David Millington

Posted 18 Jul 2018 | Stories | Pilotlighter Profiles

David is Head of Future Payments at Tesco Bank and has been a Pilotlighter since 2015.

What is your greatest professional achievement?

That’s a tricky question as I’ve been part of teams that have done lots of great stuff. However, I‘d probably have to say the launch of our Tesco Bank current account in June 2014. That was a real milestone in the bank’s history, and allowed us to serve the everyday banking needs of more Tesco shoppers.

What does success mean to you?

From a personal perspective, it’s not something I stop and reflect upon too much. I’m always keen to move on to the next challenge and opportunity. However, I really enjoy being part of a talented and dynamic team, where everybody is united around a common purpose and delivering for customers.

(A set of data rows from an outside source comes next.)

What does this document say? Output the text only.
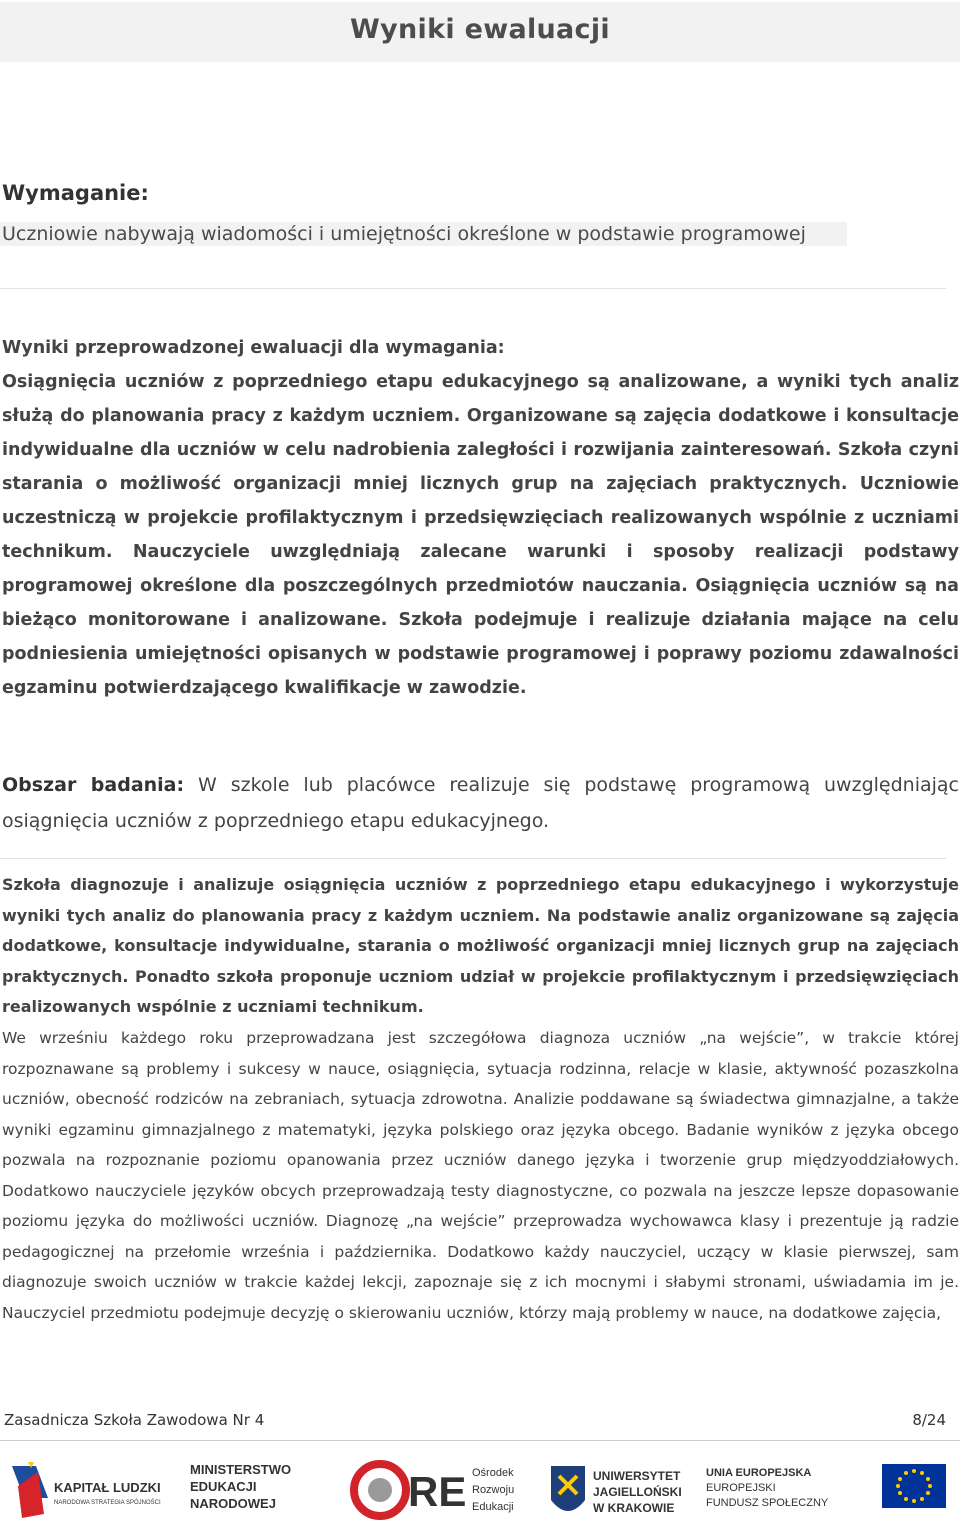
Wyniki ewaluacji
Wymaganie:
Uczniowie nabywają wiadomości i umiejętności określone w podstawie programowej
Wyniki przeprowadzonej ewaluacji dla wymagania:
Osiągnięcia uczniów z poprzedniego etapu edukacyjnego są analizowane, a wyniki tych analiz służą do planowania pracy z każdym uczniem. Organizowane są zajęcia dodatkowe i konsultacje indywidualne dla uczniów w celu nadrobienia zaległości i rozwijania zainteresowań. Szkoła czyni starania o możliwość organizacji mniej licznych grup na zajęciach praktycznych. Uczniowie uczestniczą w projekcie profilaktycznym i przedsięwzięciach realizowanych wspólnie z uczniami technikum. Nauczyciele uwzględniają zalecane warunki i sposoby realizacji podstawy programowej określone dla poszczególnych przedmiotów nauczania. Osiągnięcia uczniów są na bieżąco monitorowane i analizowane. Szkoła podejmuje i realizuje działania mające na celu podniesienia umiejętności opisanych w podstawie programowej i poprawy poziomu zdawalności egzaminu potwierdzającego kwalifikacje w zawodzie.
Obszar badania: W szkole lub placówce realizuje się podstawę programową uwzględniając osiągnięcia uczniów z poprzedniego etapu edukacyjnego.
Szkoła diagnozuje i analizuje osiągnięcia uczniów z poprzedniego etapu edukacyjnego i wykorzystuje wyniki tych analiz do planowania pracy z każdym uczniem. Na podstawie analiz organizowane są zajęcia dodatkowe, konsultacje indywidualne, starania o możliwość organizacji mniej licznych grup na zajęciach praktycznych. Ponadto szkoła proponuje uczniom udział w projekcie profilaktycznym i przedsięwzięciach realizowanych wspólnie z uczniami technikum.
We wrześniu każdego roku przeprowadzana jest szczegółowa diagnoza uczniów „na wejście”, w trakcie której rozpoznawane są problemy i sukcesy w nauce, osiągnięcia, sytuacja rodzinna, relacje w klasie, aktywność pozaszkolna uczniów, obecność rodziców na zebraniach, sytuacja zdrowotna. Analizie poddawane są świadectwa gimnazjalne, a także wyniki egzaminu gimnazjalnego z matematyki, języka polskiego oraz języka obcego. Badanie wyników z języka obcego pozwala na rozpoznanie poziomu opanowania przez uczniów danego języka i tworzenie grup międzyoddziałowych. Dodatkowo nauczyciele języków obcych przeprowadzają testy diagnostyczne, co pozwala na jeszcze lepsze dopasowanie poziomu języka do możliwości uczniów. Diagnozę „na wejście” przeprowadza wychowawca klasy i prezentuje ją radzie pedagogicznej na przełomie września i października. Dodatkowo każdy nauczyciel, uczący w klasie pierwszej, sam diagnozuje swoich uczniów w trakcie każdej lekcji, zapoznaje się z ich mocnymi i słabymi stronami, uświadamia im je. Nauczyciel przedmiotu podejmuje decyzję o skierowaniu uczniów, którzy mają problemy w nauce, na dodatkowe zajęcia,
Zasadnicza Szkoła Zawodowa Nr 4	8/24
KAPITAŁ LUDZKI
NARODOWA STRATEGIA SPÓJNOŚCI
MINISTERSTWO
EDUKACJI
NARODOWEJ	RE Ośrodek
Rozwoju
Edukacji
UNIWERSYTET
JAGIELLOŃSKI
W KRAKOWIE
UNIA EUROPEJSKA
EUROPEJSKI
FUNDUSZ SPOŁECZNY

Seeing my team succeed is the best measure of success.

Who’s most influenced you in your career and why?

I’ve been supported by a lot of people throughout my career. Anna, my wife, has been hugely supportive of everything I’ve done; particularly when I was working away from home for a few years, and my kids now drive me on every day to do something great that I can talk to them about. I’d also name check Richard Thomas at LBG as he put a lot of faith in me during my early career. I learnt so much from him -particularly negotiating deals at 3am with city law firms. We remain great friends and he's a wonderful mentor.

What keeps you working with us?

I really enjoy it and am constantly learning from the charities and my fellow Pilotlighters.

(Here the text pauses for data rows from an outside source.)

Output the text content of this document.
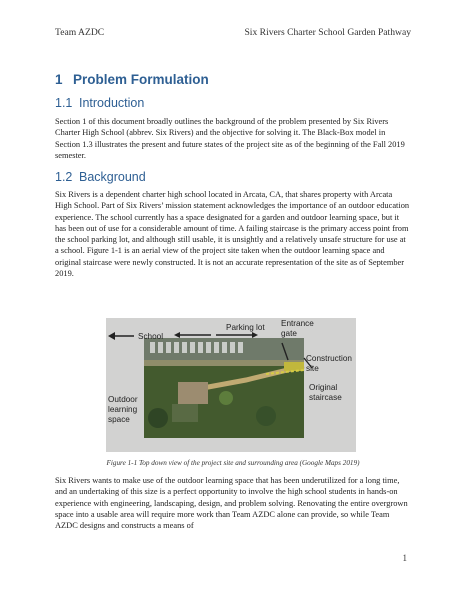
Team AZDC	Six Rivers Charter School Garden Pathway
1 Problem Formulation
1.1 Introduction

Section 1 of this document broadly outlines the background of the problem presented by Six Rivers Charter High School (abbrev. Six Rivers) and the objective for solving it. The Black-Box model in Section 1.3 illustrates the present and future states of the project site as of the beginning of the Fall 2019 semester.

1.2 Background

Six Rivers is a dependent charter high school located in Arcata, CA, that shares property with Arcata High School. Part of Six Rivers’ mission statement acknowledges the importance of an outdoor education experience. The school currently has a space designated for a garden and outdoor learning space, but it has been out of use for a considerable amount of time. A failing staircase is the primary access point from the school parking lot, and although still usable, it is unsightly and a relatively unsafe structure for use at a school. Figure 1-1 is an aerial view of the project site taken when the outdoor learning space and original staircase were newly constructed. It is not an accurate representation of the site as of September 2019.

School
Parking lot Entrance
gate
Construction
site
Original
staircase
Outdoor
learning
space
Figure 1-1 Top down view of the project site and surrounding area (Google Maps 2019)

Six Rivers wants to make use of the outdoor learning space that has been underutilized for a long time, and an undertaking of this size is a perfect opportunity to involve the high school students in hands-on experience with engineering, landscaping, design, and problem solving. Renovating the entire overgrown space into a usable area will require more work than Team AZDC alone can provide, so while Team AZDC designs and constructs a means of

1
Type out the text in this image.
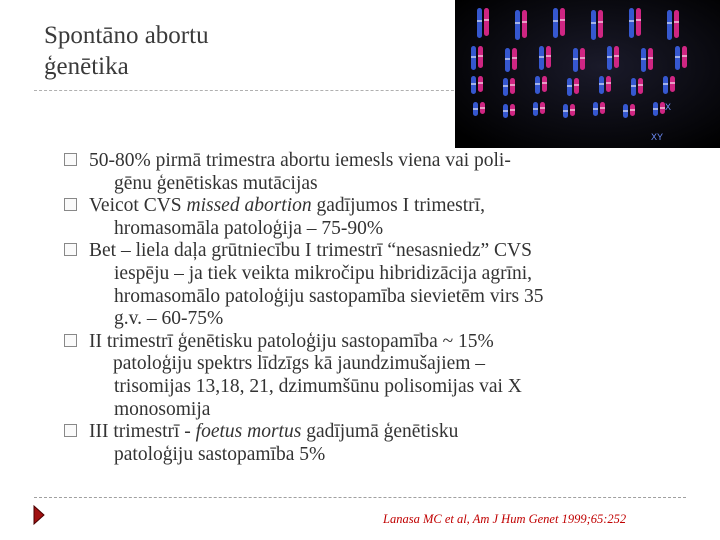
Spontāno abortu
ģenētika
X
XY
50-80% pirmā trimestra abortu iemesls viena vai poli-
gēnu ģenētiskas mutācijas
Veicot CVS missed abortion gadījumos I trimestrī,
hromasomāla patoloģija – 75-90%
Bet – liela daļa grūtniecību I trimestrī “nesasniedz” CVS
iespēju – ja tiek veikta mikročipu hibridizācija agrīni,
hromasomālo patoloģiju sastopamība sievietēm virs 35
g.v. – 60-75%
II trimestrī ģenētisku patoloģiju sastopamība ~ 15%
patoloģiju spektrs līdzīgs kā jaundzimušajiem –
trisomijas 13,18, 21, dzimumšūnu polisomijas vai X
monosomija
III trimestrī - foetus mortus gadījumā ģenētisku
patoloģiju sastopamība 5%
Lanasa MC et al, Am J Hum Genet 1999;65:252
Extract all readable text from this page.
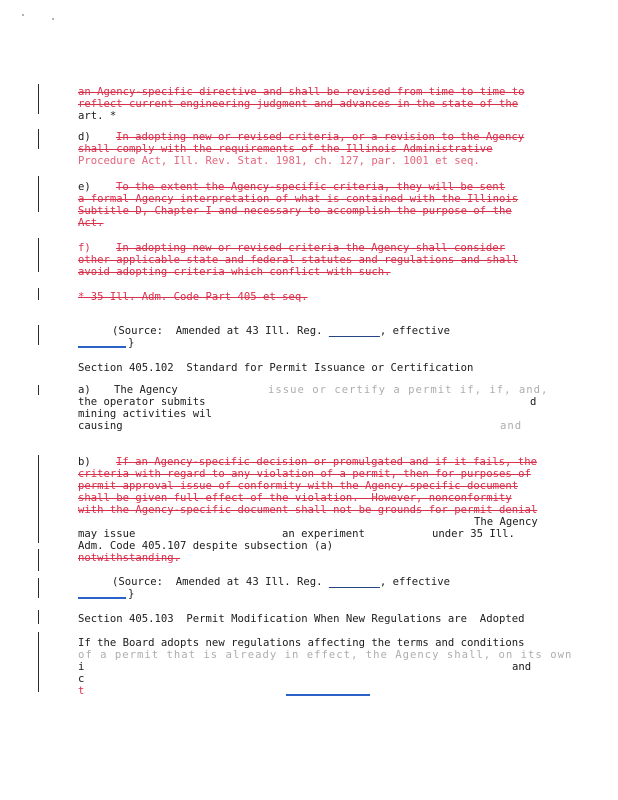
an Agency-specific directive and shall be revised from time to time to
reflect current engineering judgment and advances in the state of the
art. *
d) In adopting new or revised criteria, or a revision to the Agency
shall comply with the requirements of the Illinois Administrative
Procedure Act, Ill. Rev. Stat. 1981, ch. 127, par. 1001 et seq.
e) To the extent the Agency-specific criteria, they will be sent
a formal Agency interpretation of what is contained with the Illinois
Subtitle D, Chapter I and necessary to accomplish the purpose of the
Act.
f) In adopting new or revised criteria the Agency shall consider
other applicable state and federal statutes and regulations and shall
avoid adopting criteria which conflict with such.
* 35 Ill. Adm. Code Part 405 et seq.
(Source:  Amended at 43 Ill. Reg. ________, effective
}
Section 405.102  Standard for Permit Issuance or Certification
a) The Agency	issue or certify a permit if, if, and,
the operator submits	d
mining activities wil
causing	and
b) If an Agency-specific decision or promulgated and if it fails, the
criteria with regard to any violation of a permit, then for purposes of
permit approval issue of conformity with the Agency-specific document
shall be given full effect of the violation.  However, nonconformity
with the Agency-specific document shall not be grounds for permit denial
The Agency
may issue	an experiment	under 35 Ill.
Adm. Code 405.107 despite subsection (a)
notwithstanding.
(Source:  Amended at 43 Ill. Reg. ________, effective
}
Section 405.103  Permit Modification When New Regulations are  Adopted
If the Board adopts new regulations affecting the terms and conditions
of a permit that is already in effect, the Agency shall, on its own
i	and
c
t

Pilotlight’s role connecting charities to skills within the private sector, bringing together different perspectives and skillsets to help build capacity and sustainability, is invaluable.

Tell us one thing you’ve learnt through working with us.

Patience. My inclination is to go fast, and tackle the biggest problems head on. Working with Pilotlight has taught me to slow things down.

Ensuring that a charity is able to undertake any changes themselves, and avoiding a scenario where Pilotlighters dive in with short term fixes that the charity can’t sustain, is key to everyone’s learning throughout the project.

What’s been your biggest challenge?

Practicing that patience and ensuring I don’t dive in with a short term fix.

What’s been your biggest surprise?

I’ve been surprised by how much I’ve learnt and how much I've been influenced by the charities I’ve worked with. It’s a humbling experience to work closely with exceptional people who care passionately about their communities, and are providing much needed help and support to people in need. I’m pretty sure that I’ve learnt more from the charities I’ve met through Pilotlight than the charities have from me!

Has working with charities inspired you in any way?

Absolutely. It’s incredibly inspiring, and has made me more determined to make a greater contribution to society and my community. I became a trustee of Edinburgh based charity Fresh Start, who tackle homelessness by helping people turn a house into a home, after discovering them through Pilotlight. I was constantly amazed by the determination, passion and empathy of everybody at Fresh Start to make a difference in people’s lives, so I wanted to get involved further.

Has being a Pilotlighter influenced you in any other area of your life?

Yes. I’ve had an idea for a social enterprise in my mind for some time now, but have never dedicated the time to take it beyond a concept. Pilotlight has given me the nudge to jump off the cliff and start to build the plane on the way down. I just need to find some time to do it now.

Describe the Pilotlight Effect.

I think it’s best explained by its impact, and the breakthrough moments when a charity and Pilotlighters align around a charity’s vision for the future. The vision then becomes a guiding policy, with coherent actions that can be taken towards enabling that vision, in a sustainable way.

It’s easy to say that, but not that easy in practice. Pilotlight is enabling that for hundreds of charities, and its impact is significant.

In a team environment, what role do you usually take on and has being a Pilotlighter changed that?

Depending upon the makeup of the team, I’m comfortable taking many different roles and favour collaboration to shape the outcomes the team is chasing. I’m naturally curious, and enjoy bringing people together to solve a problem. I don’t think Pilotlight has changed that per se, but it has helped me recognise my preference for a certain kind of approach that can sometimes limit possible outcomes. It’s something that I need to be mindful of.

What one question would you ask the next Pilotlighter who does a profile?

What is your superpower, and how are you deploying it to help the charity you’re working with?